Reflexão do Evangelho de Terça-feira 15 de setembro

Reflexão do Evangelho de Terça-feira 15 de setembro
Jo 19, 25-27 -  Nossa Senhora das Dores
       
        Ao anoitecer, no Horto das Oliveiras, Jesus ora, os três Apóstolos que o acompanham, Pedro Tiago e João, cansados, deixam-se dominar por uma forte sonolência. Do rosto de Jesus transparecia dor e sofrimento interior, e Ele caindo de joelhos clama: “Pai se possível afaste de mim este cálice”. Aos ouvidos dos Apóstolos, entorpecidos pelo sono, chegam as palavras: “Não a minha, mas sim a tua vontade”. Luta interior, angústia, gotas de sangue brotam da fronte do Filho do homem, ajoelhado na terra fria. Mas, ao contrário de Adão, Ele se volta para o Pai e, identificando-se com a sua vontade, clama: “Não como eu quero, mas sim o que tu queres”.
        Os Apóstolos dormiam.
        Naquele instante, o silêncio é quebrado, vozes e rumores soam no jardim do Getsêmani. Em meio à escuridão, o Apóstolo Judas se aproxima e, beijando-o, diz-lhe: “Salve, Rabi! ” Dos lábios misericordiosos do Servo sofredor já se podem ouvir as palavras que Ele dirá aos seus algozes: “Pai, perdoai-lhes porque não sabem o que fazem”. Imediatamente, os guardas o prendem, atam suas mãos e levam-no prisioneiro. 

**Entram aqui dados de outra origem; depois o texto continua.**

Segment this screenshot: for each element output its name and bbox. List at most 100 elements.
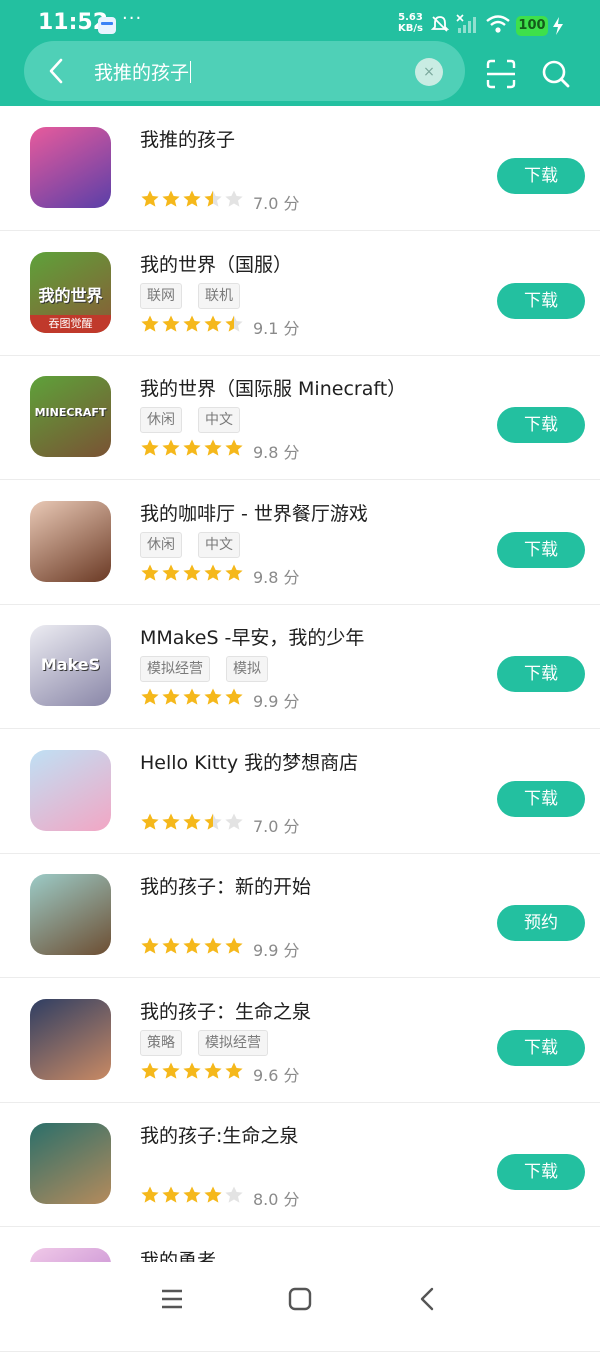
- app-name[interactable]: 我的孩子:生命之泉: [140, 1121, 298, 1148]
- star-icon: [183, 688, 201, 705]
- star-icon: [183, 439, 201, 456]
- download-button[interactable]: 下载: [497, 407, 585, 443]
- back-arrow-icon[interactable]: [44, 56, 68, 86]
- app-icon-caption: MakeS: [40, 655, 101, 674]
- star-icon: [141, 190, 159, 207]
- star-icon: [204, 688, 222, 705]
- download-button[interactable]: 下载: [497, 531, 585, 568]
- download-button[interactable]: 下载: [497, 656, 585, 692]
- app-icon[interactable]: [30, 1123, 111, 1204]
- rating-stars: [140, 936, 245, 956]
- app-list-item[interactable]: 我的孩子：新的开始 9.9 分 预约: [0, 853, 600, 978]
- rating-score: 9.8 分: [253, 567, 300, 587]
- app-list-item[interactable]: 我的咖啡厅 - 世界餐厅游戏 休闲 中文 9.8 分 下载: [0, 480, 600, 605]
- rating-score: 8.0 分: [253, 1190, 300, 1209]
- star-icon: [183, 190, 201, 207]
- rating-score: 9.6 分: [253, 1065, 300, 1085]
- star-icon: [225, 1186, 243, 1203]
- star-icon: [162, 1062, 180, 1079]
- app-list-item[interactable]: 我的世界 吞图觉醒 我的世界（国服） 联网 联机 9.1 分 下载: [0, 231, 600, 356]
- download-button[interactable]: 下载: [497, 1154, 585, 1190]
- star-icon: [225, 564, 243, 581]
- top-bar: 11:52 ··· 5.63 KB/s 100 我推的孩子 ×: [0, 0, 600, 106]
- star-icon: [225, 813, 243, 830]
- rating-score: 9.1 分: [253, 318, 300, 338]
- app-icon[interactable]: 我的世界 吞图觉醒: [30, 251, 111, 333]
- app-name[interactable]: 我推的孩子: [140, 125, 235, 152]
- app-icon[interactable]: [30, 998, 111, 1080]
- app-icon-caption: 我的世界: [38, 285, 103, 305]
- rating-stars: [140, 189, 245, 209]
- download-button[interactable]: 下载: [497, 1029, 585, 1066]
- app-list-item[interactable]: 我的孩子：生命之泉 策略 模拟经营 9.6 分 下载: [0, 978, 600, 1103]
- star-icon: [141, 937, 159, 954]
- rating-stars: [140, 687, 245, 707]
- app-icon[interactable]: [30, 127, 111, 208]
- app-icon-caption: MINECRAFT: [34, 406, 107, 419]
- star-icon: [162, 937, 180, 954]
- app-name[interactable]: 我的世界（国服）: [140, 250, 292, 277]
- bell-muted-icon: [430, 16, 450, 32]
- download-button[interactable]: 下载: [497, 780, 585, 817]
- app-list-item[interactable]: Hello Kitty 我的梦想商店 7.0 分 下载: [0, 729, 600, 854]
- app-list-item[interactable]: MINECRAFT 我的世界（国际服 Minecraft） 休闲 中文 9.8 分 下载: [0, 355, 600, 480]
- app-list-item[interactable]: 我推的孩子 7.0 分 下载: [0, 106, 600, 231]
- status-bar: 11:52 ··· 5.63 KB/s 100: [0, 0, 600, 40]
- home-icon[interactable]: [283, 1282, 317, 1316]
- network-speed-value: 5.63: [398, 12, 423, 23]
- app-name[interactable]: Hello Kitty 我的梦想商店: [140, 748, 358, 775]
- star-icon: [204, 439, 222, 456]
- star-icon: [225, 190, 243, 207]
- download-button[interactable]: 下载: [497, 282, 585, 319]
- rating-stars: [140, 438, 245, 458]
- app-list-item[interactable]: MakeS MMakeS -早安，我的少年 模拟经营 模拟 9.9 分 下载: [0, 604, 600, 729]
- app-name[interactable]: 我的咖啡厅 - 世界餐厅游戏: [140, 499, 368, 526]
- more-notifications-icon: ···: [122, 8, 143, 29]
- search-input[interactable]: [24, 41, 465, 101]
- app-tag: 模拟经营: [140, 656, 210, 682]
- star-icon: [204, 315, 222, 332]
- star-icon: [162, 688, 180, 705]
- app-list-item[interactable]: 我的孩子:生命之泉 8.0 分 下载: [0, 1102, 600, 1227]
- star-icon: [225, 315, 243, 332]
- app-name[interactable]: 我的孩子：新的开始: [140, 872, 311, 899]
- star-icon: [141, 315, 159, 332]
- search-query[interactable]: 我推的孩子: [94, 58, 192, 85]
- app-name[interactable]: 我的孩子：生命之泉: [140, 997, 311, 1024]
- rating-score: 7.0 分: [253, 194, 300, 213]
- star-icon: [141, 688, 159, 705]
- app-icon-badge: 吞图觉醒: [30, 314, 111, 333]
- app-tag: 休闲: [140, 407, 182, 433]
- star-icon: [141, 564, 159, 581]
- star-icon: [183, 315, 201, 332]
- app-icon[interactable]: [30, 749, 111, 831]
- star-icon: [204, 190, 222, 207]
- search-icon[interactable]: [540, 58, 572, 90]
- star-icon: [162, 1186, 180, 1203]
- notification-app-icon: [98, 17, 116, 34]
- download-button[interactable]: 下载: [497, 158, 585, 194]
- rating-stars: [140, 314, 245, 334]
- reserve-button[interactable]: 预约: [497, 905, 585, 941]
- scan-icon[interactable]: [485, 58, 517, 90]
- rating-stars: [140, 1061, 245, 1081]
- app-name[interactable]: 我的世界（国际服 Minecraft）: [140, 374, 406, 401]
- star-icon: [141, 813, 159, 830]
- rating-stars: [140, 812, 245, 832]
- app-tag: 联机: [198, 282, 240, 309]
- app-icon[interactable]: MakeS: [30, 625, 111, 706]
- app-name[interactable]: MMakeS -早安，我的少年: [140, 623, 364, 650]
- rating-score: 9.9 分: [253, 692, 300, 711]
- clear-search-button[interactable]: ×: [415, 58, 443, 86]
- network-speed-unit: KB/s: [398, 23, 423, 34]
- star-icon: [204, 813, 222, 830]
- app-icon[interactable]: MINECRAFT: [30, 376, 111, 457]
- recent-apps-icon[interactable]: [155, 1282, 189, 1316]
- network-speed: 5.63 KB/s: [398, 12, 423, 34]
- app-tag: 休闲: [140, 531, 182, 558]
- app-icon[interactable]: [30, 874, 111, 955]
- app-icon[interactable]: [30, 500, 111, 582]
- back-icon[interactable]: [411, 1282, 445, 1316]
- star-icon: [162, 564, 180, 581]
- app-tag: 模拟经营: [198, 1029, 268, 1056]
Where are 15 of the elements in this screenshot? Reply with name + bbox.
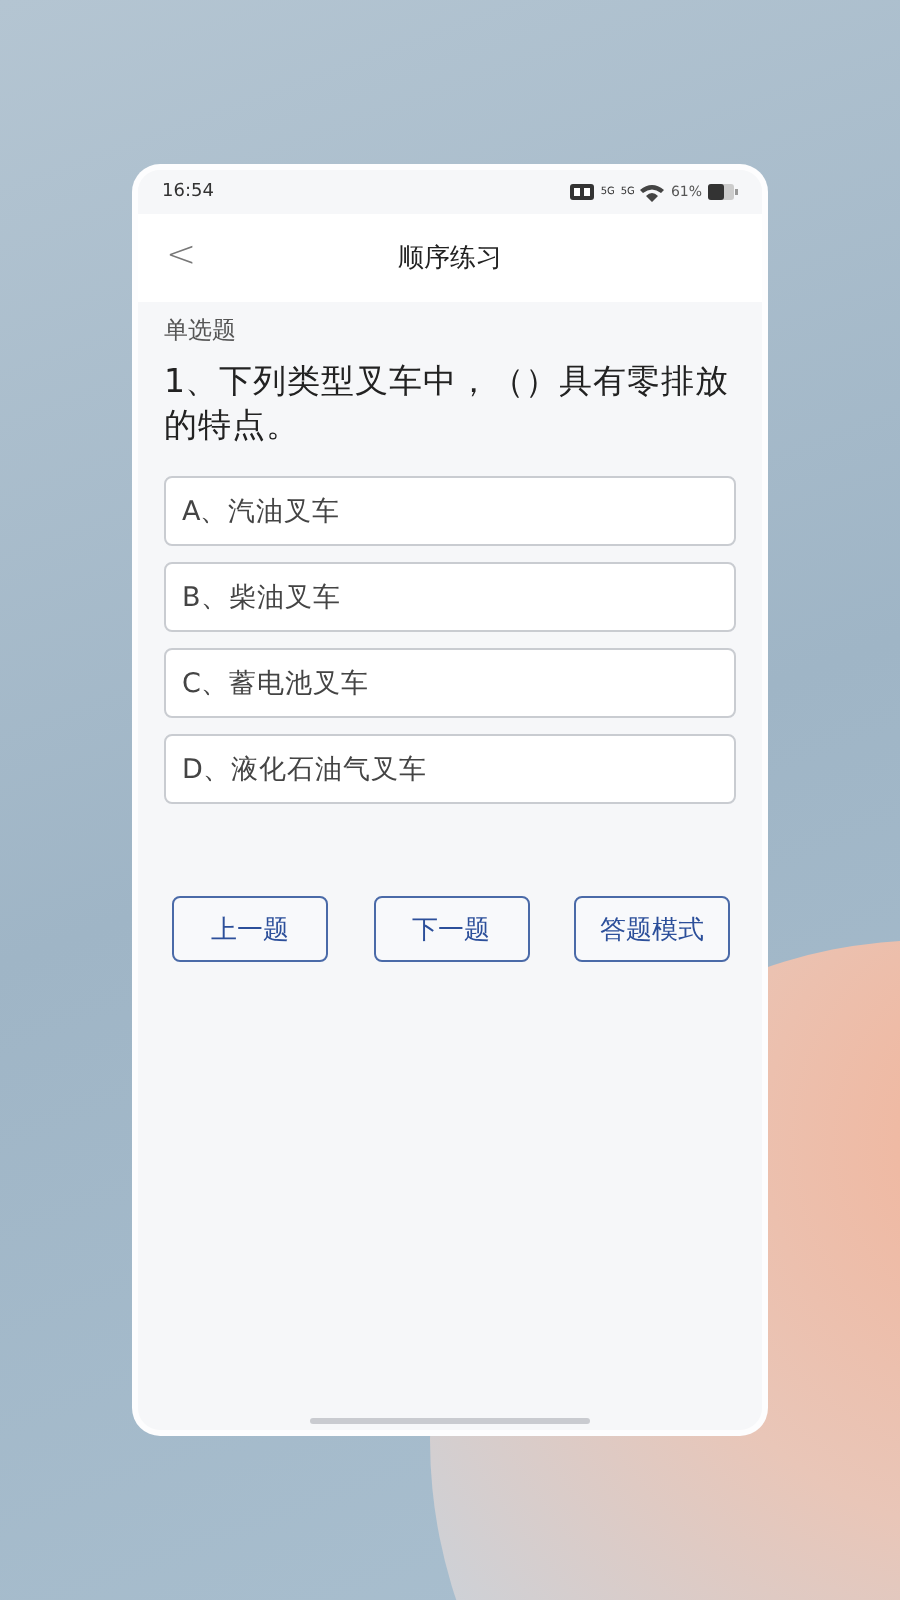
page-title: 顺序练习 — [398, 242, 502, 276]
answer-option[interactable]: C、蓄电池叉车 — [164, 648, 736, 718]
status-time: 16:54 — [162, 182, 214, 202]
question-text: 1、下列类型叉车中，（）具有零排放的特点。 — [164, 360, 731, 448]
answer-option[interactable]: D、液化石油气叉车 — [164, 734, 736, 804]
nav-button[interactable]: 答题模式 — [574, 896, 730, 962]
nav-button[interactable]: 下一题 — [373, 896, 529, 962]
wifi-icon — [640, 183, 665, 201]
answer-option[interactable]: A、汽油叉车 — [164, 476, 736, 546]
answer-option[interactable]: B、柴油叉车 — [164, 562, 736, 632]
back-button[interactable]: < — [166, 234, 197, 276]
hd-icon — [570, 184, 595, 200]
nav-button[interactable]: 上一题 — [172, 896, 328, 962]
battery-icon — [708, 184, 738, 200]
question-type: 单选题 — [164, 314, 238, 348]
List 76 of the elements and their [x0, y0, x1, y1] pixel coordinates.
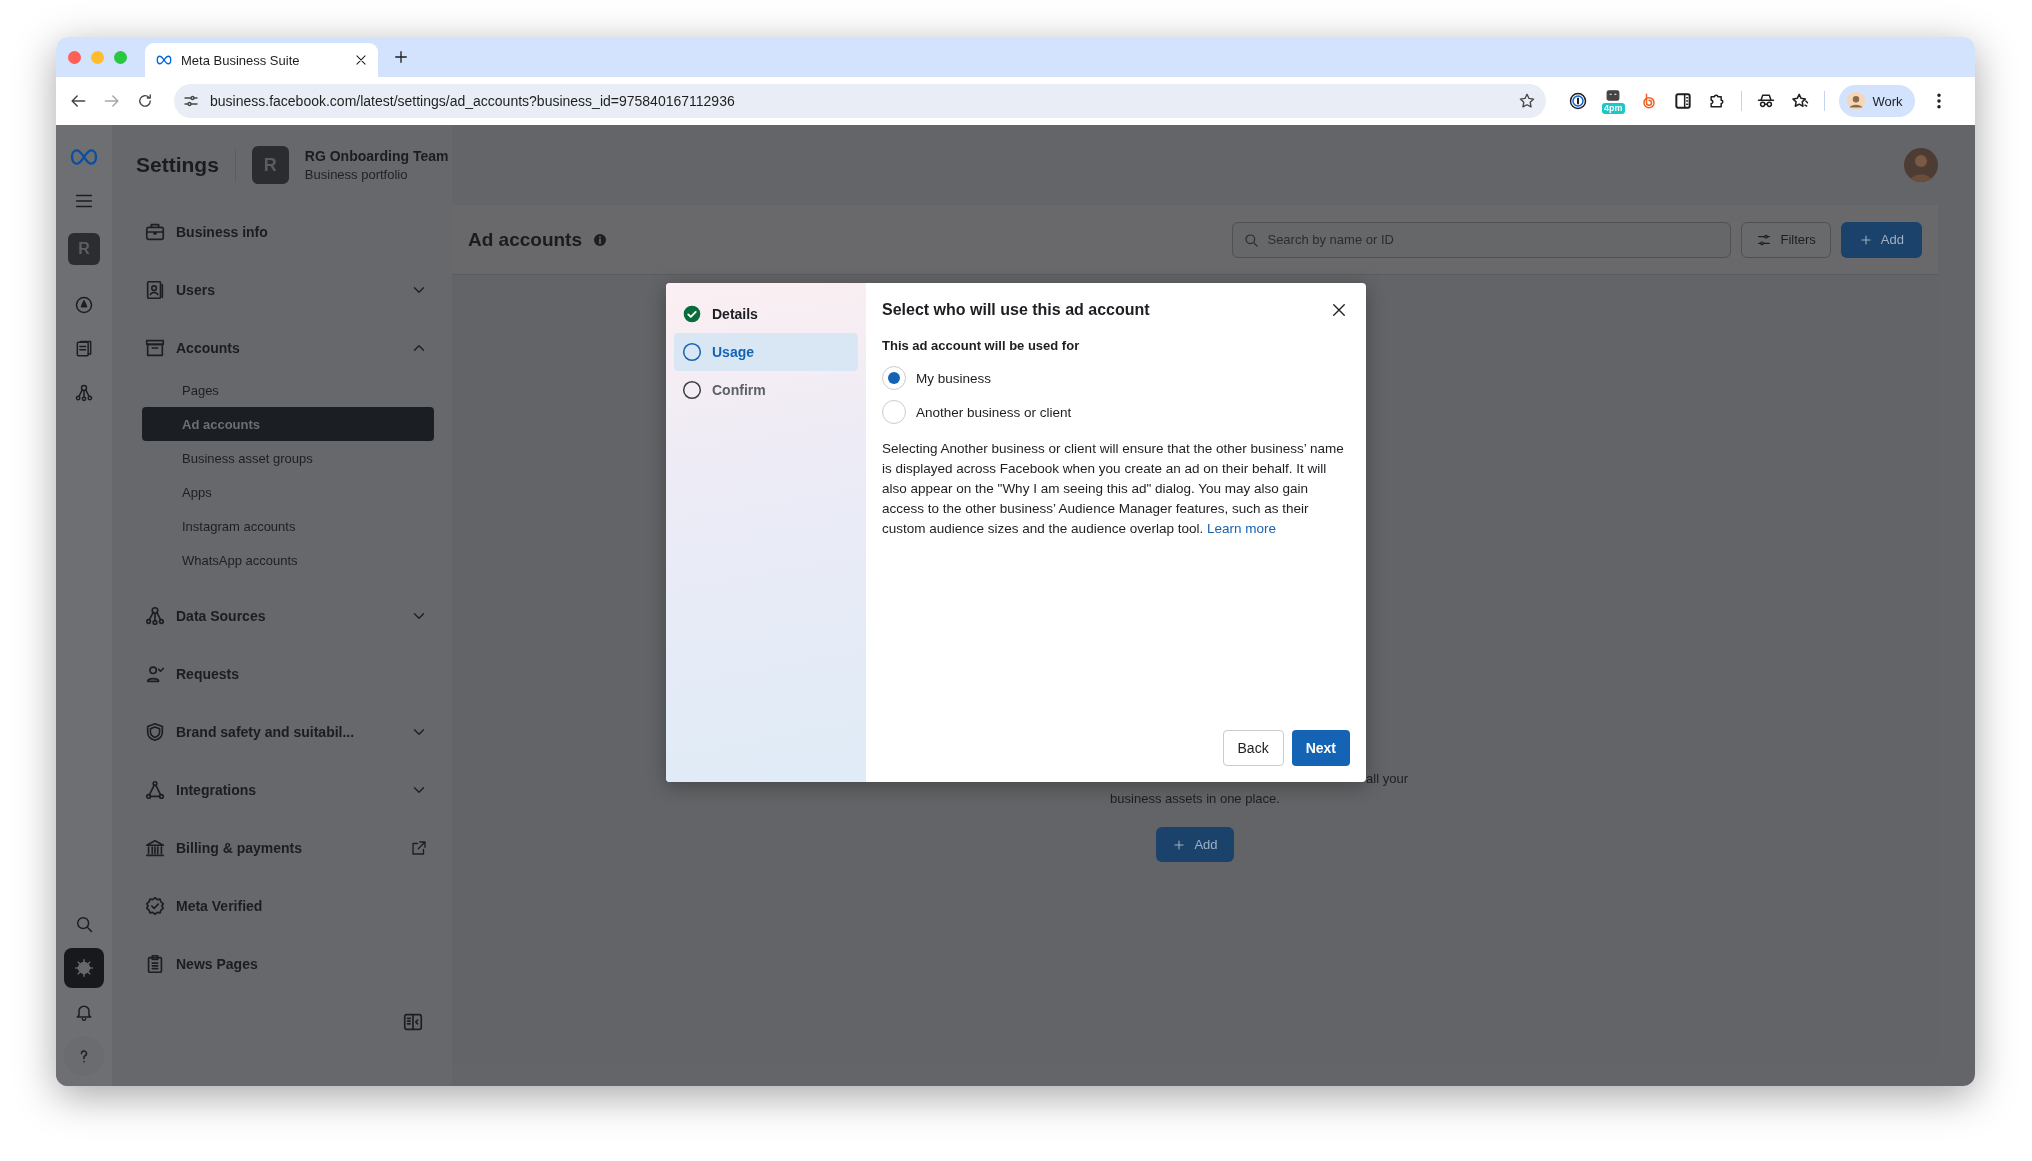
- search-icon[interactable]: [74, 914, 94, 934]
- sidebar-subitem[interactable]: Business asset groups: [142, 441, 434, 475]
- tab-title: Meta Business Suite: [181, 52, 301, 68]
- id-badge-icon: [144, 279, 166, 301]
- user-avatar[interactable]: [1904, 148, 1938, 182]
- page-title: Settings: [136, 153, 219, 177]
- reload-icon[interactable]: [136, 92, 154, 110]
- archive-icon: [144, 337, 166, 359]
- bank-icon: [144, 837, 166, 859]
- external-link-icon[interactable]: [410, 839, 428, 857]
- network-icon: [144, 605, 166, 627]
- time-badge: 4pm: [1602, 102, 1625, 114]
- sidebar-subitem[interactable]: Pages: [142, 373, 434, 407]
- url-text: business.facebook.com/latest/settings/ad_accounts?business_id=975840167112936: [210, 93, 736, 109]
- option-label[interactable]: My business: [916, 370, 992, 386]
- settings-icon[interactable]: [74, 958, 94, 978]
- search-icon: [1243, 231, 1260, 248]
- browser-tab[interactable]: Meta Business Suite: [145, 43, 378, 77]
- profile-chip[interactable]: Work: [1838, 85, 1915, 117]
- address-bar[interactable]: business.facebook.com/latest/settings/ad_accounts?business_id=975840167112936: [174, 84, 1546, 118]
- learn-more-link[interactable]: Learn more: [1206, 521, 1276, 536]
- collapse-sidebar-icon[interactable]: [402, 1011, 424, 1033]
- add-button[interactable]: Add: [1840, 221, 1922, 258]
- sidebar-subitem[interactable]: Instagram accounts: [142, 509, 434, 543]
- sidebar-item[interactable]: Data Sources: [144, 589, 428, 643]
- info-icon[interactable]: [592, 231, 609, 248]
- plus-icon: [1172, 837, 1187, 852]
- filters-button[interactable]: Filters: [1741, 221, 1831, 258]
- compass-icon[interactable]: [74, 295, 94, 315]
- new-tab-icon[interactable]: [392, 48, 410, 66]
- description-text: Selecting Another business or client will ensure that the other business’ name is displayed across Facebook when you create an ad on their behalf. It will also appear on the "Why I am seeing this ad" dialog. You may also gain access to the other business’ Audience Manager features, such as their custom audience sizes and the audience overlap tool. Learn more: [882, 440, 1345, 538]
- person-check-icon: [144, 663, 166, 685]
- sidebar-item[interactable]: Integrations: [144, 763, 428, 817]
- nodes-icon: [144, 779, 166, 801]
- radio-button[interactable]: [882, 366, 906, 390]
- bookmark-star-icon[interactable]: [1518, 92, 1536, 110]
- sidebar-item[interactable]: News Pages: [144, 937, 428, 991]
- business-subtitle: Business portfolio: [304, 167, 409, 182]
- plus-icon: [1858, 232, 1873, 247]
- empty-state-text: all your: [1366, 770, 1408, 788]
- sidebar-item[interactable]: Accounts: [144, 321, 428, 375]
- business-name[interactable]: RG Onboarding Team: [304, 148, 449, 164]
- pages-icon[interactable]: [74, 339, 94, 359]
- sidebar-item[interactable]: Requests: [144, 647, 428, 701]
- reader-icon[interactable]: [1672, 91, 1693, 111]
- sidebar-subitem[interactable]: Apps: [142, 475, 434, 509]
- sidebar-item[interactable]: Meta Verified: [144, 879, 428, 933]
- profile-name: Work: [1872, 93, 1903, 109]
- sidebar-item[interactable]: Billing & payments: [144, 821, 428, 875]
- close-tab-icon[interactable]: [354, 53, 368, 67]
- back-button[interactable]: Back: [1222, 730, 1284, 766]
- radio-button[interactable]: [882, 400, 906, 424]
- password-manager-icon[interactable]: [1568, 91, 1588, 111]
- close-window-button[interactable]: [68, 50, 81, 64]
- step-item[interactable]: Confirm: [674, 371, 858, 409]
- verified-badge-icon: [144, 895, 166, 917]
- sidebar-item[interactable]: Brand safety and suitabil...: [144, 705, 428, 759]
- profile-avatar-icon: [1844, 90, 1867, 112]
- add-button[interactable]: Add: [1156, 827, 1234, 862]
- question-label: This ad account will be used for: [882, 338, 1081, 353]
- step-item[interactable]: Usage: [674, 333, 858, 371]
- dialog-title: Select who will use this ad account: [882, 301, 1150, 319]
- sidebar-item[interactable]: Users: [144, 263, 428, 317]
- empty-state-text: business assets in one place.: [1110, 790, 1280, 808]
- sidebar-subitem[interactable]: WhatsApp accounts: [142, 543, 434, 577]
- next-button[interactable]: Next: [1291, 730, 1350, 766]
- shield-icon: [144, 721, 166, 743]
- network-icon[interactable]: [74, 383, 94, 403]
- search-field[interactable]: Search by name or ID: [1232, 221, 1732, 258]
- close-icon: [1330, 301, 1348, 319]
- briefcase-icon: [144, 221, 166, 243]
- sidebar-subitem[interactable]: Ad accounts: [142, 407, 434, 441]
- sidebar-item[interactable]: Business info: [144, 205, 428, 259]
- step-item[interactable]: Details: [674, 295, 858, 333]
- section-title: Ad accounts: [468, 228, 583, 251]
- option-label[interactable]: Another business or client: [916, 404, 1072, 420]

Após ter sido julgado, flagelado e insultado, muitos o acompanham pela Via Dolorosa até o patíbulo da cruz. Morte “dolorosa e infame”, reservada aos escravos e aos que se levantavam contra o poder romano. Ao pé da cruz, sua mãe e o Apóstolo S. João. No auge do seu amor compassivo, fixando os olhos no discípulo amado, que representa todo verdadeiro discípulo seu, diz-lhe Jesus: “Eis tua Mãe”, e à sua Mãe: “Mulher, eis teu filho”. Realizam-se assim, no interior do mistério salvador de Jesus, tanto a missão de Maria como a do discípulo amado, que reassumem e celebram a missão dos “pobres” de Israel, nos quais se concretizam as bem-aventuranças.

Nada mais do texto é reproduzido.